Каждый год составлялся план дальних походов для кораблей эскадры. Наиболее боеготовые корабли, по очереди, сменяя друг друга, на долгие месяцы уходили от родных берегов на боевую службу в Средиземное море или к берегам Центральной и Южной Африки. Командиры кораблей стремились в море. На это были веские основания. Во-первых, при стоянке в базе нас изматывали и нервировали постоянные проверки разного уровня со стороны штабных офицеров и политработников. Они, как «блохи на жучку», набрасывались на стоящие в базе корабли, выявляя недостатки в работе корабельных офицеров. После их плодотворной работы командирам приходилось составлять массу бездарных, глупых и невыполнимых планов по устранению выявленных замечаний, ежедневно докладывать своим начальникам о проводимой работе по их ликвидации и готовить корабль к новым проверкам. Этот непрерывный процесс мешал планомерной подготовке корабля и обучению экипажа.

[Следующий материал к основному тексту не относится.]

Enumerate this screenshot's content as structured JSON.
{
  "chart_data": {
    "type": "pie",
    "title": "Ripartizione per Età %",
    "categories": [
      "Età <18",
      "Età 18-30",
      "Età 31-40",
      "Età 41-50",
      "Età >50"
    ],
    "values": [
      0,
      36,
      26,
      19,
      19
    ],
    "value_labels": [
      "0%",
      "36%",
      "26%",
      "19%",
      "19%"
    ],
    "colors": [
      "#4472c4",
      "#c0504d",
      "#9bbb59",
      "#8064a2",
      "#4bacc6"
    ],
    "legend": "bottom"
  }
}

Штабные и тыловые специалисты (их называли «флотские грызуны») в основном состояли из офицеров, служба которых не сложилась на кораблях либо по причине слабого здоровья, либо из-за отсутствия способностей и качеств, необходимых корабельным военным морякам. Были среди них и опытные офицеры, ушедшие с кораблей по возрасту. Они комфортно жили на берегу, дома в семьях. На службу приходили к 9.00 и «закрывали море на замок» в 18.00. Имели два выходных дня в неделю и своевременно ездили в отпуск. В условиях отсутствия продовольственных товаров в магазинах страны, получали продовольственный паек, которого хватало для нормального питания всей семье. Старательно отрабатывая свой береговой хлеб, эти проверяющие скрупулезно выискивали несоответствия в корабельном порядке, в исполнении сочиненных ими в тихих кабинетах инструкций. Они строчили для старшего начальника акты замечаний по проверенному кораблю. Чем больше замечаний было в актах проверок, тем выше оценивалась работа штабного офицера.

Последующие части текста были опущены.